OKLAHOMA CITY — A judge decided Oklahoma City bombing conspirator Terry L. Nichols will be tried next spring on 162 state murder charges, saying it gives both sides enough time to prepare their cases.
Nichols, 48, could face the death penalty if convicted for his role in the 1995 bombing of the Alfred P. Murrah Federal Building that killed 168 people.
He already is serving a life sentence in a federal prison for the bombing. Nichols was convicted on federal conspiracy and involuntary manslaughter charges for the deaths of eight law enforcement officers.
He now faces counts in state court for the remaining victims, including two counts for two fetuses whose mothers died in the blast.
Judge Steven Taylor ruled Friday that the trial will begin March 1, 2004, and denied requests by prosecutors and defense attorneys for other dates. Prosecutors wanted the trial to start in November or December; defense attorneys requested a date in January 2005.
"There is no doubt that this case requires much time due to the volume of evidence," he said. "But it cannot be stated too often that counsel for both sides have had over three years and now have an additional nine months to fully prepare."

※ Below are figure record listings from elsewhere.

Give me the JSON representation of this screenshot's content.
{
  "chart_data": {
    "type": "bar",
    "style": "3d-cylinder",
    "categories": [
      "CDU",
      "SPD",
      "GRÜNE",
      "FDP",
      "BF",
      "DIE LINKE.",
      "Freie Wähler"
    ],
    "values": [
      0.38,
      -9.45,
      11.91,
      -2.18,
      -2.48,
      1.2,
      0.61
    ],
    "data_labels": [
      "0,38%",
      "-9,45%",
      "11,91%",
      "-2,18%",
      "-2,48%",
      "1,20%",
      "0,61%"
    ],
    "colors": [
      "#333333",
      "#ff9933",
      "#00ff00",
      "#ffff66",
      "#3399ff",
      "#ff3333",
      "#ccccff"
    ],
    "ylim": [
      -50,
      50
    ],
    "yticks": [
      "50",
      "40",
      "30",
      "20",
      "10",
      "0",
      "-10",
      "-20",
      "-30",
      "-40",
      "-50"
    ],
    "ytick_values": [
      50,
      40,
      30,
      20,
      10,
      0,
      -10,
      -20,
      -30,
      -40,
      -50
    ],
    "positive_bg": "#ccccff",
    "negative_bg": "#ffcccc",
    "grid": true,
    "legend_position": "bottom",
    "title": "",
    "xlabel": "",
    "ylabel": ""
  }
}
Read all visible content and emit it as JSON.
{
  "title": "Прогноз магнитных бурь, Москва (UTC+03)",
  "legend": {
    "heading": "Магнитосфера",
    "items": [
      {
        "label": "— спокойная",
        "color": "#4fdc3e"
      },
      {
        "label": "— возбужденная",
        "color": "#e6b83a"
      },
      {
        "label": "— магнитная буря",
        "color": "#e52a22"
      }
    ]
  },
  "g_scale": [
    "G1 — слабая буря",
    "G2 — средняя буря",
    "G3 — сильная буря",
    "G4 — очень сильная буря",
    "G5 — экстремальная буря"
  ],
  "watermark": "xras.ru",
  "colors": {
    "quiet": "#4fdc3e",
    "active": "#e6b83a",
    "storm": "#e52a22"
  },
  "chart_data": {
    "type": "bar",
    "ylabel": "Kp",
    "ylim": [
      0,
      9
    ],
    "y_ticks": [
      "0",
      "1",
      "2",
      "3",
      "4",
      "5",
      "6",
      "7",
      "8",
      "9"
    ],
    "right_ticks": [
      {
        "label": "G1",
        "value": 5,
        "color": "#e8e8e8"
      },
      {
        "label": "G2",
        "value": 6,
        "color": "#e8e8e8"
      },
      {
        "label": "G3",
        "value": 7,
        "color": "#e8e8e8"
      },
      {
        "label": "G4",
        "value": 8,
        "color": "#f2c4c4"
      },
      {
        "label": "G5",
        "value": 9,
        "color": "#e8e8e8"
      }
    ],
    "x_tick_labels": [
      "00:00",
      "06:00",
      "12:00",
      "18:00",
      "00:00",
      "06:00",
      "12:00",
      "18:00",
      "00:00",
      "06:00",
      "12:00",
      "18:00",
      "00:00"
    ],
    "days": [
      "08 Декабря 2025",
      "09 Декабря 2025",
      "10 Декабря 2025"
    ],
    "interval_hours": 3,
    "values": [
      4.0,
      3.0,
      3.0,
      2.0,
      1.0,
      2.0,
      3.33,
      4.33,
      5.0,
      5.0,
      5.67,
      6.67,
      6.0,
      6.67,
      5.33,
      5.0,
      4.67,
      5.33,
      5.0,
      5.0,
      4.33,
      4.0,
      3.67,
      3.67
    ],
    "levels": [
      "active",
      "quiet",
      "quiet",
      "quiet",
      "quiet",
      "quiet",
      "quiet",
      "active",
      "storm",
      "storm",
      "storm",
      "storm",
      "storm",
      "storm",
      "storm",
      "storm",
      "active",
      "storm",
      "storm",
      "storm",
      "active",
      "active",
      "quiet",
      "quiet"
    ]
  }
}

The judge also scheduled several pretrial hearings, which could involve such issues as the location of the trial. Defense attorneys contend that publicity has made it impossible for Nichols to get a fair trial in Oklahoma.
The federal trials of Nichols and Oklahoma City bomber Timothy McVeigh were moved to Denver after a federal judge ruled that the pair couldn't get fair proceedings in Oklahoma.